L'anecdote remonte à 1928. L'Isère, notre irascible torrent dauphinois, avait une fois de plus rompu ses digues — le 28 octobre, si j'ai bonne mémoire. Une nappe d'eau immense, irrégulière dans ses profondeurs comme par les fantaisies de ses bords, s'étalait sur une dizaine de kilomètres, entre le point névralgique du « Pigeonnier », hameau situé à quelques kilomètres en aval de Grenoble, et la petite ville de Moirans ; je ne préciserai pas davantage pour une histoire de chasse.
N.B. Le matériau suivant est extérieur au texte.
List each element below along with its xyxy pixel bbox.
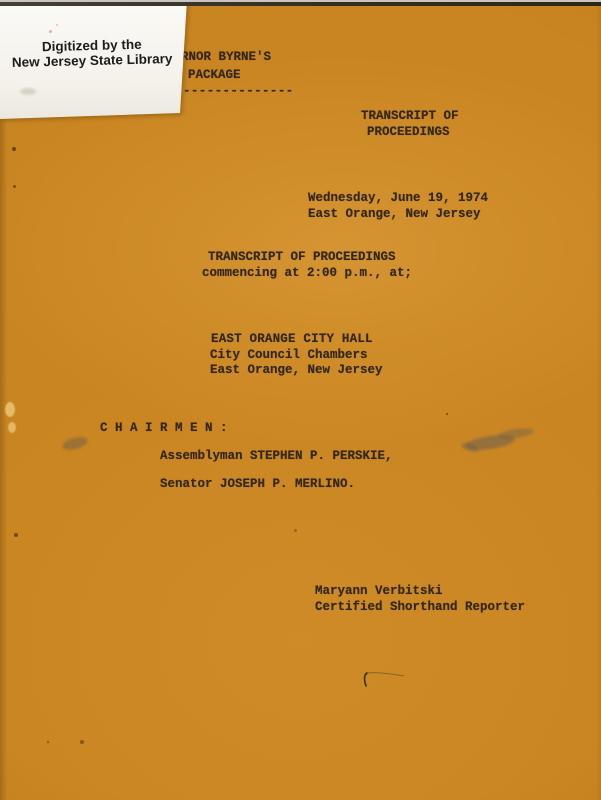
sticker-stain bbox=[20, 88, 36, 95]
paper-speck bbox=[14, 533, 18, 537]
chairman-1: Assemblyman STEPHEN P. PERSKIE, bbox=[160, 448, 393, 464]
date-line: Wednesday, June 19, 1974 bbox=[308, 190, 488, 206]
reporter-name: Maryann Verbitski bbox=[315, 583, 443, 599]
cover-header-partial-line2: PACKAGE bbox=[188, 67, 241, 83]
session-line1: TRANSCRIPT OF PROCEEDINGS bbox=[208, 249, 396, 265]
sticker-stain bbox=[49, 30, 52, 33]
cover-header-divider: -------------- bbox=[183, 83, 294, 99]
sticker-line2: New Jersey State Library bbox=[0, 51, 184, 70]
venue-line1: EAST ORANGE CITY HALL bbox=[211, 331, 373, 347]
paper-damage-spot bbox=[8, 422, 16, 433]
venue-line3: East Orange, New Jersey bbox=[210, 362, 383, 378]
scanned-cover-page: RNOR BYRNE'S PACKAGE -------------- TRAN… bbox=[0, 0, 601, 800]
chairman-2: Senator JOSEPH P. MERLINO. bbox=[160, 476, 355, 492]
reporter-title: Certified Shorthand Reporter bbox=[315, 599, 525, 615]
scan-edge-dark bbox=[0, 2, 601, 6]
session-line2: commencing at 2:00 p.m., at; bbox=[202, 265, 412, 281]
title-line1: TRANSCRIPT OF bbox=[361, 108, 459, 124]
library-sticker: Digitized by the New Jersey State Librar… bbox=[0, 0, 190, 120]
pen-mark bbox=[356, 664, 408, 695]
ink-smudge-small bbox=[61, 435, 89, 452]
chairmen-heading: C H A I R M E N : bbox=[100, 420, 228, 436]
library-sticker-text: Digitized by the New Jersey State Librar… bbox=[0, 36, 184, 70]
paper-damage-spot bbox=[5, 402, 15, 417]
venue-line2: City Council Chambers bbox=[210, 347, 368, 363]
paper-speck bbox=[47, 741, 49, 743]
cover-header-partial-line1: RNOR BYRNE'S bbox=[181, 49, 271, 65]
sticker-stain bbox=[56, 24, 58, 26]
paper-speck bbox=[294, 529, 297, 532]
date-place-line: East Orange, New Jersey bbox=[308, 206, 481, 222]
title-line2: PROCEEDINGS bbox=[367, 124, 450, 140]
ink-smudge-large-tail bbox=[498, 427, 535, 441]
paper-speck bbox=[13, 185, 16, 188]
library-sticker-paper: Digitized by the New Jersey State Librar… bbox=[0, 0, 190, 120]
paper-speck bbox=[80, 740, 84, 744]
paper-speck bbox=[12, 147, 16, 151]
paper-speck bbox=[446, 413, 448, 415]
Lorsque, fin novembre, le froid arriva, les eaux n'étaient qu'en partie retirées. La glace transforma en patinoire, outre les abords immédiats de l'Isère, toutes les parties basses, les marais, les fossés d'irrigation et des dépressions insoupçonnées en temps normal. Brusquement, une neige épaisse jeta son masque sur l'ensemble, invitant sans commentaire tout promeneur craignant les bains froids à rester prudemment chez lui. Or, comme cela est fréquent, au lendemain de cette chute monstre le ciel se découvrit. Un soleil ardent fit naître des îlots verts, et les canards, alléchés par si bonne table, affluèrent en masse. Colverts, souchets, milouins, et avec eux sarcelles, courlis, vanneaux, etc., s'abattirent en manne invraisemblable. Ce fut, on s'en doute, l'occasion d'une chasse sans précédent dans l'histoire locale. On entendait la fusillade dès la pointe du jour. Elle prenait toute son ampleur la nuit, car, par une coïncidence des plus favorables, la lune battait son plein.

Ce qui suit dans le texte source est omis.